В ответ на это приветствие инженер нетвердо повел рукой, приглашая их садиться.
– Вино во! – сказал он и поднял большой палец, лежавший в винной лужице.
Перед ним стояли две банки, литровая и пол-литровая, обе уже споловиненные. Столетняя бабушка услужливо пошла за стаканом.
– Я так, – сказала Катюша и напилась из пол-литровой банки. – Ну-у-у, гад… Спугал ты нас. Тебя вся группа ищет. Человека вон из-за тебя потревожили…
– Человека че-з-ловек… – пропел инженер.
– Дай-ка я отолью. Да хватит тебе!
– Он вищелый… – прошамкала бабушка. – Говорит, я иж Машквы. Еще может быть. Тут вщякие ходют. А деньги у него есть?
Зенкович вышел в сад. Страдающий брат не страдал больше. Страдающая сестра утешилась, приняв участие. Сын природы молча обрывал кизил. Может, он про себя считал доходы, боясь сбиться… Зенковичу стало так скучно и тошно, точно это он сам уже вторые сутки лакал вперемешку все виды недоброкачественной спиртной продукции благословенного Крыма.
«Боже, до чего мерзостно, – подумал он, в тоске оглядывая райскую долину. – До чего все мерзостны, и я гаже всех…»
Звякнуло стекло, посыпались осколки. Зенкович поднял голову и увидел героическую фигуру подполковника. Это он швырнул в дерево бутылку, рассыпая следы своего победоносного пребывания в долине.
– Как дело? – крикнул он со странной, почти азиатской интонацией.
Зенкович подумал, что несение службы в жарких странах не прошло для его речи безнаказанным.
– Нашелся. Цел.
– Понятно! Строиться! Слушай мою команду! Собрать мешки, палатки! Выходим дальше!
Построились, конечно, не сразу. Но часа через два группа была готова к выступлению. Староста разлил остатки водки и портвейна. Выпили настоящие мужчины. Огрызков оказался в их числе. Потом туристы взвалили себе на плечи тяжеленные рюкзаки.
– Поторапливайтесь, товарищи, выступаем, выступаем, – щебетала Наденька.
Огрызков стоял в голове колонны, вслед за инструктором. Он механически включался теперь в руководящую верхушку. Шура глядела на Зенковича издали: она поняла, что ей не следует быть навязчивой.
– Господи, сидела б я сейчас дома, в палате… – вздохнула кондукторша Маша.
Зенкович отметил, что на ее долю и правда выпало совсем мало удовольствий, однако воспоминание о «доме» и палате заставило его содрогнуться.

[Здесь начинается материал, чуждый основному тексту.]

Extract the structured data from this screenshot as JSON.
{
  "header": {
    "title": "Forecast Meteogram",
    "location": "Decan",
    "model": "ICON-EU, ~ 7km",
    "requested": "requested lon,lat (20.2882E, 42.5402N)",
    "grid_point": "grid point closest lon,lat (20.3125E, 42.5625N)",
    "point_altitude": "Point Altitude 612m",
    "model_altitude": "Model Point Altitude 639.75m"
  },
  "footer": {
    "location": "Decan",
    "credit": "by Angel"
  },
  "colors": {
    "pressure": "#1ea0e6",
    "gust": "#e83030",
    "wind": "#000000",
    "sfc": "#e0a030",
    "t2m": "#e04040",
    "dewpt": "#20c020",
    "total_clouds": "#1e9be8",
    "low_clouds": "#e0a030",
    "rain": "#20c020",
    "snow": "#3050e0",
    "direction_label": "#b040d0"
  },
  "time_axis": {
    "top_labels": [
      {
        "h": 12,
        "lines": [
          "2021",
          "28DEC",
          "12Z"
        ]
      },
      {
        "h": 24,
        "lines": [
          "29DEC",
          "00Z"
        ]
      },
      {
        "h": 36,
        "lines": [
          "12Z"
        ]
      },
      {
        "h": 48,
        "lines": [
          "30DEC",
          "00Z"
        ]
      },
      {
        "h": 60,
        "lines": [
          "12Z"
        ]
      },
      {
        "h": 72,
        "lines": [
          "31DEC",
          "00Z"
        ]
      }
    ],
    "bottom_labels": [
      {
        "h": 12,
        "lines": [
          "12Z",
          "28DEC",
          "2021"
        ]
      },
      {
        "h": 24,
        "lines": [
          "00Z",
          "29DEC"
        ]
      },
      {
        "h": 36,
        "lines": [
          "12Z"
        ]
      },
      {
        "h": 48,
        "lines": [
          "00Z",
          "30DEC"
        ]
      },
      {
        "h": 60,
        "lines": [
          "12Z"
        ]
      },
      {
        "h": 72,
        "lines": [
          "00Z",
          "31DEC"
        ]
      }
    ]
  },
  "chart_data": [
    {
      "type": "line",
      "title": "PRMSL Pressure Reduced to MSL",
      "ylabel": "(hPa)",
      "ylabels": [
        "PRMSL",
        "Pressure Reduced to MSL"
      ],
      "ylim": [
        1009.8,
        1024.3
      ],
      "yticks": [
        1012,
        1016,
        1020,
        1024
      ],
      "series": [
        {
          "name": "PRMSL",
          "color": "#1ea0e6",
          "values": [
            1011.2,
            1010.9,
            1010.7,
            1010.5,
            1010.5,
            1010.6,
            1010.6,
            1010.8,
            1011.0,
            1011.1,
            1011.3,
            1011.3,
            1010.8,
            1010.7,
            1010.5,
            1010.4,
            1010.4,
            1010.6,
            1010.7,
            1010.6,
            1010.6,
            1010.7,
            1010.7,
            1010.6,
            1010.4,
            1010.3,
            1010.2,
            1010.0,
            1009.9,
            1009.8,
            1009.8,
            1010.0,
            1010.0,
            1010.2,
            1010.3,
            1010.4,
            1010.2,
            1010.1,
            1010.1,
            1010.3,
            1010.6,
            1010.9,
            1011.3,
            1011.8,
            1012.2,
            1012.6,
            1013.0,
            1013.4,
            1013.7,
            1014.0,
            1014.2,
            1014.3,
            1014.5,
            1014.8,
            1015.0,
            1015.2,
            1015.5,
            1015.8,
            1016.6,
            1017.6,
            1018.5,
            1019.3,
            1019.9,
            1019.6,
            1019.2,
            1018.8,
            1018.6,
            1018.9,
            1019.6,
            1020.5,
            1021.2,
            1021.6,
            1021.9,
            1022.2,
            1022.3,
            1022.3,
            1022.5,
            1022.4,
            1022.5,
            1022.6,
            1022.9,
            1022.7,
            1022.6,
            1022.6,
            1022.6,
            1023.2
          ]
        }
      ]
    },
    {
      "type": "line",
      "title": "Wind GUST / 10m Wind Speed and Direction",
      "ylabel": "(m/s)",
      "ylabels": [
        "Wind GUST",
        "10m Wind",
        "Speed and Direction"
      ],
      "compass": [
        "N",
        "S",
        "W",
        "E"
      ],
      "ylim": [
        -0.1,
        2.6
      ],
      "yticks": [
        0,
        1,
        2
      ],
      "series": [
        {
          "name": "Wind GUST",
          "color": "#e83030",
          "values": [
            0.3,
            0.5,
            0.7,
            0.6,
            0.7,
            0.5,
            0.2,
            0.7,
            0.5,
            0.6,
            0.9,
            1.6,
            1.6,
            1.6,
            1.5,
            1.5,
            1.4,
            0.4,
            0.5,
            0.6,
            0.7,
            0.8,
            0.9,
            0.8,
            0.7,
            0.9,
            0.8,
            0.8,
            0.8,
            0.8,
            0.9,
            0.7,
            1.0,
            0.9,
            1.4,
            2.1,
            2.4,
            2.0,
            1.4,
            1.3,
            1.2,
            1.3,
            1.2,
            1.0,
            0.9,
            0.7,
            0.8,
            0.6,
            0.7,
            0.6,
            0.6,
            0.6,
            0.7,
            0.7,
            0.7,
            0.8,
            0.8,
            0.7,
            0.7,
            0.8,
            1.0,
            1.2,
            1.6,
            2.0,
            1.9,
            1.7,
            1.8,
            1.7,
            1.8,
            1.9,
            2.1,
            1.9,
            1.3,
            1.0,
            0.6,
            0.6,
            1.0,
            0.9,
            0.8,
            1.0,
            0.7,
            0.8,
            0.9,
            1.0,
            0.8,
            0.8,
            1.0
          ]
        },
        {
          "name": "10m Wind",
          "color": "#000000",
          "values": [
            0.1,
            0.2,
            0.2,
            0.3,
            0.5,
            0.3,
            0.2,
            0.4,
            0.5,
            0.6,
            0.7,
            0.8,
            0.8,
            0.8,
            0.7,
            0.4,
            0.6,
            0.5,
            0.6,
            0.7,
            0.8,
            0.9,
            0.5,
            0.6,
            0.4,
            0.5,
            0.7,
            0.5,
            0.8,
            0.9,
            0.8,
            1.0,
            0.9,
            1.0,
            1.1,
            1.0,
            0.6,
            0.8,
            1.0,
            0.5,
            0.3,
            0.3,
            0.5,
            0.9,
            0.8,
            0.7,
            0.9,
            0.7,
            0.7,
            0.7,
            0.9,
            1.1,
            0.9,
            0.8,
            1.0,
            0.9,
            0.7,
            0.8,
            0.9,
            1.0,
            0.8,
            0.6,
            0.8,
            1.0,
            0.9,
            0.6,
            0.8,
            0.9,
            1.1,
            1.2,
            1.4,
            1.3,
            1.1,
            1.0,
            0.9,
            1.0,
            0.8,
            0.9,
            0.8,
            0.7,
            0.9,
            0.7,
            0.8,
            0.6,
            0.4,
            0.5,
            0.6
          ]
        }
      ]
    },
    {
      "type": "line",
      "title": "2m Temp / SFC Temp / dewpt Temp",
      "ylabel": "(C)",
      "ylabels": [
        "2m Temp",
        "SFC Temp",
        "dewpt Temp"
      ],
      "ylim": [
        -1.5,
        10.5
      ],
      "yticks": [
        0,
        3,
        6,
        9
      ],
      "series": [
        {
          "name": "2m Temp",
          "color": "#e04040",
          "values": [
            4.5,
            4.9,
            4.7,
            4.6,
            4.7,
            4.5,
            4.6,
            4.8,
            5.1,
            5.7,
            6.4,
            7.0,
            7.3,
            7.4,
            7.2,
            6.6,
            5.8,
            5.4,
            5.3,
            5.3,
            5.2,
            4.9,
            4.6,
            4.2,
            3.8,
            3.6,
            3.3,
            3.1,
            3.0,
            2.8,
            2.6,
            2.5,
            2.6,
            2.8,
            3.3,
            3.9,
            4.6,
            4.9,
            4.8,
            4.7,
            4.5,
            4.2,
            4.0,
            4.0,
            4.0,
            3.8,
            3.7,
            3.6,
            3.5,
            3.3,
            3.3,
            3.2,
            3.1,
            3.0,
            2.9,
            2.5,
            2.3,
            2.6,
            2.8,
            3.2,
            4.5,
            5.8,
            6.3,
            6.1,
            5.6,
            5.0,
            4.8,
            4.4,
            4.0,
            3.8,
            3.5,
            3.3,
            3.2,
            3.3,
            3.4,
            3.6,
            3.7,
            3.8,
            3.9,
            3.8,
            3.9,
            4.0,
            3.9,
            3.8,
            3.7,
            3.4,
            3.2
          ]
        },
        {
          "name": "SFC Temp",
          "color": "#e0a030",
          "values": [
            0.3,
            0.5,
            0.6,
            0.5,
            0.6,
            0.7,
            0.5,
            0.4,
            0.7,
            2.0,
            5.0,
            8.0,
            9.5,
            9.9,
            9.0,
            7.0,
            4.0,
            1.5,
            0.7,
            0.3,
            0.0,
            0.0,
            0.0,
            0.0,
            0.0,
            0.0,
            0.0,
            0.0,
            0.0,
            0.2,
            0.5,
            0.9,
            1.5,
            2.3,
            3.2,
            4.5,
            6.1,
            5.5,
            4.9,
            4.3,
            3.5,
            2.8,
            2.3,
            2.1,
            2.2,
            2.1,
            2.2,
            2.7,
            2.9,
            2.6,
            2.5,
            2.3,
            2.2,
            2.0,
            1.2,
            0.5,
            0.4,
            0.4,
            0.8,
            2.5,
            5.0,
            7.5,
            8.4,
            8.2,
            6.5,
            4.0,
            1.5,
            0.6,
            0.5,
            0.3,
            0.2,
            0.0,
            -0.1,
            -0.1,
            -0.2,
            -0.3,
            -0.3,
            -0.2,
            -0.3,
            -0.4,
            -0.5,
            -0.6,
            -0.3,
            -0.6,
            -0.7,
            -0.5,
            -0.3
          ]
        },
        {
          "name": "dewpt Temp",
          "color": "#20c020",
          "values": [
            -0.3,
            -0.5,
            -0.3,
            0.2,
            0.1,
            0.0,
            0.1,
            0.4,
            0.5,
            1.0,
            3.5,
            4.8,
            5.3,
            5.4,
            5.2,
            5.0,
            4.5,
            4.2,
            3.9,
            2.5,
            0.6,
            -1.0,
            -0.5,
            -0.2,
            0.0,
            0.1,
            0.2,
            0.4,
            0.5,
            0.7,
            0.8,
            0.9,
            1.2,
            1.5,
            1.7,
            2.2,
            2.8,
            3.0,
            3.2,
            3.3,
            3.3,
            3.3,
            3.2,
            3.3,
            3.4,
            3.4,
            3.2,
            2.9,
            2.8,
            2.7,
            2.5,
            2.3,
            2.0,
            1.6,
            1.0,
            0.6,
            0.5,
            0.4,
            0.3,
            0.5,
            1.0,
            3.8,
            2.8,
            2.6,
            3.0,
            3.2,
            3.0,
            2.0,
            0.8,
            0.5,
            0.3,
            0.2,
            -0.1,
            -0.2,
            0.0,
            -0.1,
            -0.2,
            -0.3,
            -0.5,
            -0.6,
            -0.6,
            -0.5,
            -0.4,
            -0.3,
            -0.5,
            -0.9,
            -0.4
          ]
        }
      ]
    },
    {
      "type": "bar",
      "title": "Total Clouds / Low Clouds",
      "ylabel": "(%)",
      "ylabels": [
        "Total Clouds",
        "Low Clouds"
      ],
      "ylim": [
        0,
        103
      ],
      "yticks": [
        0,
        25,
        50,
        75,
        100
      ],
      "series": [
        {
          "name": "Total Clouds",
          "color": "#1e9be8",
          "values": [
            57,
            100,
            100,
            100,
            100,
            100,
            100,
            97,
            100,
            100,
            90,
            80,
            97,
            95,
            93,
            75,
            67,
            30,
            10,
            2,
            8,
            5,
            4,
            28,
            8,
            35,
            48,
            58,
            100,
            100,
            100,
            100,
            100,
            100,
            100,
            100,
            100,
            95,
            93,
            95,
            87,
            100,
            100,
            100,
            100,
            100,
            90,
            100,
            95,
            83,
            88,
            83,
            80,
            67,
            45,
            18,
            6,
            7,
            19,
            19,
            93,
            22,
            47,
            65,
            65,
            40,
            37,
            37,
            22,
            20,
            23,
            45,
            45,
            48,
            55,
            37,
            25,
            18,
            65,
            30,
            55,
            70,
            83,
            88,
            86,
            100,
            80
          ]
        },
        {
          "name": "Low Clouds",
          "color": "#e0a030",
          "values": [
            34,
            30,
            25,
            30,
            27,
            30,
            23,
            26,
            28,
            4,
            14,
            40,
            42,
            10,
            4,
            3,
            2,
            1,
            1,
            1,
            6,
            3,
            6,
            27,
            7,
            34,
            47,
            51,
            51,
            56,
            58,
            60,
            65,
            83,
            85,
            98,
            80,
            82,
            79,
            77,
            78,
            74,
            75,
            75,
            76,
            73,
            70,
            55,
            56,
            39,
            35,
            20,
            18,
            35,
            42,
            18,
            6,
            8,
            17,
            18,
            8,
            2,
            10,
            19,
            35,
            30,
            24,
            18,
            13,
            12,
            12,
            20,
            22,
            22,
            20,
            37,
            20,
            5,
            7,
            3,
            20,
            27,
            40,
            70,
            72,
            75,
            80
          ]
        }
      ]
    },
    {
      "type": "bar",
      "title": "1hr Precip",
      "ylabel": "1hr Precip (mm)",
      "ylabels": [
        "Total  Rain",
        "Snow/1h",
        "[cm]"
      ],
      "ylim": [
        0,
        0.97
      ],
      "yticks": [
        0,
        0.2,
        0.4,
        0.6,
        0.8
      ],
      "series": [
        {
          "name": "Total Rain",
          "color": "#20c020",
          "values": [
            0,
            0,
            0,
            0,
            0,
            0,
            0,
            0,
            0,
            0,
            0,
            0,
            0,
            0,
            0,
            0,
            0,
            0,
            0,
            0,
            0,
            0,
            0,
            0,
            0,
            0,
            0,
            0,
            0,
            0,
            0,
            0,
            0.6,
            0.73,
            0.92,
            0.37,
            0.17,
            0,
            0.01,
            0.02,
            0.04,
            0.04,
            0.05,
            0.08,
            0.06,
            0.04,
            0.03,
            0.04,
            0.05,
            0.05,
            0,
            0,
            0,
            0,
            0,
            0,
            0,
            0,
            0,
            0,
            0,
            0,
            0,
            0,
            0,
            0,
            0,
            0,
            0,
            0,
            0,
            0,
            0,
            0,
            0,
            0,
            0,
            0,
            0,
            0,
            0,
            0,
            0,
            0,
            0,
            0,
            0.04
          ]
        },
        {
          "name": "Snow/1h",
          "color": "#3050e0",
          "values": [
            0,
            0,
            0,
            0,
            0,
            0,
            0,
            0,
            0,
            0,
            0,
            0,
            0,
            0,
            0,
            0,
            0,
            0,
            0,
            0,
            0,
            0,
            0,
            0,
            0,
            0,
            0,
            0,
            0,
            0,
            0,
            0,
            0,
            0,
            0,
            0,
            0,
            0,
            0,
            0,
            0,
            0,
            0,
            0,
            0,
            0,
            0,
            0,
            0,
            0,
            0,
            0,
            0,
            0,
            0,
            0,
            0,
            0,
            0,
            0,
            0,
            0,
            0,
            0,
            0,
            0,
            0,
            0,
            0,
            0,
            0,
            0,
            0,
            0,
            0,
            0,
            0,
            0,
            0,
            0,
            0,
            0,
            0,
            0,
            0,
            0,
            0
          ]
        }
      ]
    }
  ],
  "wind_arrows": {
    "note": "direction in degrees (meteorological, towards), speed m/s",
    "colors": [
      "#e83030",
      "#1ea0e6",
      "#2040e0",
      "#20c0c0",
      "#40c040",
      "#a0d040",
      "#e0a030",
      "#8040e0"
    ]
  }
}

– Скажем «до свиданья» гостеприимной долине! – козлиным голосом прокричал Марат. Зенкович различил в туристическом хоре Наденькин ликующий визг и подумал, что она-то сейчас живет полной жизнью.
Он задохнулся на первом же подъеме, но он не думал просить пощады. Он трижды заслужил эти мучения – и своей любовью к походам; и своим ночным беспутством; и своей ничтожностью… Через час-полтора пришло второе дыхание, и Зенкович начал замечать лес. Во время привала он, обессиленный, повалился на спину и увидел над собой крону грецкого ореха, огромного, кряжистого, узловатого, пережившего, по меньшей мере, пять поколений и Маратов, и Зенкевичей, и Шурочек, и немытых Земфир, и распутных Аспазий… Незнакомая многоцветная птица вспорхнула с куста и унеслась прочь.
– Родник! – закричала весовщица Зина. – Вода!
– Ты попробуй сперва, что за водичка. – Марат усмехался щедро. – Я вам плохо не покажу…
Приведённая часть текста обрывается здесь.